Bien pis, dans les lois régissant l'utilisation touristique de la faune, tous les animaux sauvages sont généralement considérés comme propriété de l'Etat, même ceux des zones communales ou des propriétés privées. La chasse de subsistance est ignorée ou considérée comme illégale, ce qui a obligé à concentrer tous les efforts sur la répression plutôt que sur le développement rural et créé un antagonisme entre les agents de l'Etat chargés de l'aménagement de la faune et les populations locales. Cela ne peut être que contre-productif: à long terme, aucun aménagement viable de la faune n'est possible sans l'adhésion et la participation active de ces populations: or celles-ci ne se mobiliseront que si elles en tirent des avantages tangibles, individuels ou collectifs.

Dans le présent numéro, G.S. Child, spécialiste de l'aménagement de la faune et des zones protégées à la FAO, et E.O.A. Asibey, écologiste à la Banque mondiale, font le point de l'aménagement de la faune en Afrique subsaharienne et suggèrent des politiques propres à assurer son utilisation viable. Dans le même esprit, trois experts travaillant en Zambie présentent les résultats d'un programme pilote visant à mobiliser les populations locales pour combattre le braconnage dans les zones protégées et à proximité.

A cause de la surexploitation, de certaines caractéristiques biologiques et du manque de terre, les populations de diverses espèces ne seront probablement jamais assez nombreuses pour que les aménagistes puissent faire autre chose que de les protégez C'est par exemple le cas du rhinocéros. Mais pour beaucoup d'autres animaux, une utilisation viable n'a rien d'utopique. Par exemple, dans les pays tropicaux, le crocodile menacé d'extinction par suite d'une exploitation impitoyable pourrait être une source permanente de revenu et de nourriture moyennant un bon aménagement. Plusieurs initiatives de la FAO visant à conserver et à utiliser ces précieuses ressources sont décrites dans un autre article.

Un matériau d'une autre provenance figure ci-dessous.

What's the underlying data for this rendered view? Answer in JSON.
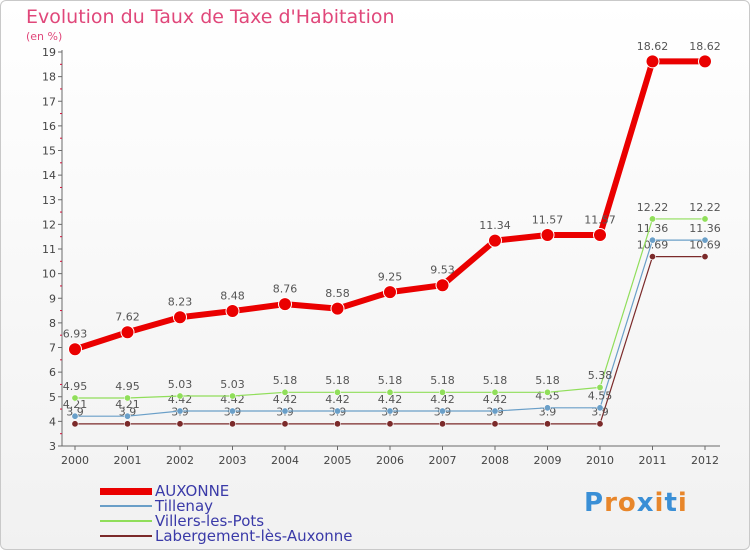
{
  "title": "Evolution du Taux de Taxe d'Habitation",
  "subtitle": "(en %)",
  "logo": {
    "letters": [
      "P",
      "r",
      "o",
      "x",
      "i",
      "t",
      "i"
    ],
    "colors": [
      "#3a8fd6",
      "#e8862a",
      "#e8862a",
      "#3a8fd6",
      "#e8862a",
      "#3a8fd6",
      "#e8862a"
    ]
  },
  "chart_data": {
    "type": "line",
    "title": "Evolution du Taux de Taxe d'Habitation",
    "ylabel": "(en %)",
    "xlabel": "",
    "ylim": [
      3,
      19
    ],
    "yticks": [
      "3",
      "4",
      "5",
      "6",
      "7",
      "8",
      "9",
      "10",
      "11",
      "12",
      "13",
      "14",
      "15",
      "16",
      "17",
      "18",
      "19"
    ],
    "categories": [
      "2000",
      "2001",
      "2002",
      "2003",
      "2004",
      "2005",
      "2006",
      "2007",
      "2008",
      "2009",
      "2010",
      "2011",
      "2012"
    ],
    "grid": false,
    "legend": "bottom-left",
    "series": [
      {
        "name": "Labergement-lès-Auxonne",
        "color": "#7b2a2a",
        "width": 1.2,
        "radius": 3.2,
        "values": [
          3.9,
          3.9,
          3.9,
          3.9,
          3.9,
          3.9,
          3.9,
          3.9,
          3.9,
          3.9,
          3.9,
          10.69,
          10.69
        ],
        "labels": [
          "3.9",
          "3.9",
          "3.9",
          "3.9",
          "3.9",
          "3.9",
          "3.9",
          "3.9",
          "3.9",
          "3.9",
          "3.9",
          "10.69",
          "10.69"
        ]
      },
      {
        "name": "Tillenay",
        "color": "#6a9fc8",
        "width": 1.2,
        "radius": 3.2,
        "values": [
          4.21,
          4.21,
          4.42,
          4.42,
          4.42,
          4.42,
          4.42,
          4.42,
          4.42,
          4.55,
          4.55,
          11.36,
          11.36
        ],
        "labels": [
          "4.21",
          "4.21",
          "4.42",
          "4.42",
          "4.42",
          "4.42",
          "4.42",
          "4.42",
          "4.42",
          "4.55",
          "4.55",
          "11.36",
          "11.36"
        ]
      },
      {
        "name": "Villers-les-Pots",
        "color": "#90de5a",
        "width": 1.2,
        "radius": 3.2,
        "values": [
          4.95,
          4.95,
          5.03,
          5.03,
          5.18,
          5.18,
          5.18,
          5.18,
          5.18,
          5.18,
          5.38,
          12.22,
          12.22
        ],
        "labels": [
          "4.95",
          "4.95",
          "5.03",
          "5.03",
          "5.18",
          "5.18",
          "5.18",
          "5.18",
          "5.18",
          "5.18",
          "5.38",
          "12.22",
          "12.22"
        ]
      },
      {
        "name": "AUXONNE",
        "color": "#ea0000",
        "width": 6,
        "radius": 6.5,
        "values": [
          6.93,
          7.62,
          8.23,
          8.48,
          8.76,
          8.58,
          9.25,
          9.53,
          11.34,
          11.57,
          11.57,
          18.62,
          18.62
        ],
        "labels": [
          "6.93",
          "7.62",
          "8.23",
          "8.48",
          "8.76",
          "8.58",
          "9.25",
          "9.53",
          "11.34",
          "11.57",
          "11.57",
          "18.62",
          "18.62"
        ]
      }
    ],
    "legend_entries": [
      {
        "name": "AUXONNE",
        "color": "#ea0000",
        "width": 7
      },
      {
        "name": "Tillenay",
        "color": "#6a9fc8",
        "width": 2
      },
      {
        "name": "Villers-les-Pots",
        "color": "#90de5a",
        "width": 2
      },
      {
        "name": "Labergement-lès-Auxonne",
        "color": "#7b2a2a",
        "width": 2
      }
    ]
  }
}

Dans la région Asie et Pacifique, où la densité démographique entraîne inévitablement une utilisation intensive des terres, l'élevage d'animaux sauvages en captivité ou en semi-captivité pour la production d'aliments et d'autres biens se répand de plus en plus. A. de Vos décrit les méthodes d'élevage des cerfs en Nouvelle-Zélande et étudie les possibilités de les adapter aux pays en développement de la région. Il présente en détail un projet pilote en cours en Thaïlande.

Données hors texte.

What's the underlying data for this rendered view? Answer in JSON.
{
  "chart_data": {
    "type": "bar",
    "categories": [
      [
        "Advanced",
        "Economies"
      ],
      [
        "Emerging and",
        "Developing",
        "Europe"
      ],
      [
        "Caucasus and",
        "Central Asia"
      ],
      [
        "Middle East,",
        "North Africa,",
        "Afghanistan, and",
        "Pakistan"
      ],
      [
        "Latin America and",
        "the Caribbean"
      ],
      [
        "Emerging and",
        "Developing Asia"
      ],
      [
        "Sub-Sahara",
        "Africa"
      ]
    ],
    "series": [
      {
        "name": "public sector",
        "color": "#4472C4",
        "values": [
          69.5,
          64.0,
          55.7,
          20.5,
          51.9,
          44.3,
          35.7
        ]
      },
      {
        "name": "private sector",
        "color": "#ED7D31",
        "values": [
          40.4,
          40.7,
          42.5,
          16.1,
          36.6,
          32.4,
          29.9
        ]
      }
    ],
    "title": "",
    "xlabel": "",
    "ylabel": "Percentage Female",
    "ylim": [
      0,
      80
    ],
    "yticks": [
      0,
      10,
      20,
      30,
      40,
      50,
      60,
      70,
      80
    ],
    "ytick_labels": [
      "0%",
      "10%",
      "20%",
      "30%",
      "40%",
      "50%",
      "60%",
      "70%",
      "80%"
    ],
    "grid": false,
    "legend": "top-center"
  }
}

Partout dans le monde en développement, les aménagistes doivent faire des miracles avec des ressources financières et humaines limitées car la faune est rarement prioritaire dans les budgets nationaux. K. Thelen, forestier régional de la FAO pour l'Amérique latine et les Caraïbes, présente un réseau régional d'aménagement de la faune. Basé sur le principe de la coopération technique entre pays en développement, ce réseau facilite les échanges d'expériences et de savoir-faire entre experts des divers pays en vue de résoudre des problèmes communs.

On s'entend maintenant à reconnaître que la faune est une ressource naturelle renouvelable, mais il est rare qu'elle soit aménagée en tant que telle. Il serait grand temps que les impulsions émotives et souvent irrationnelles qui font de cette ressource un tabou cèdent la place à des politiques d'utilisation viable rationnelles sur le plan socio-économique.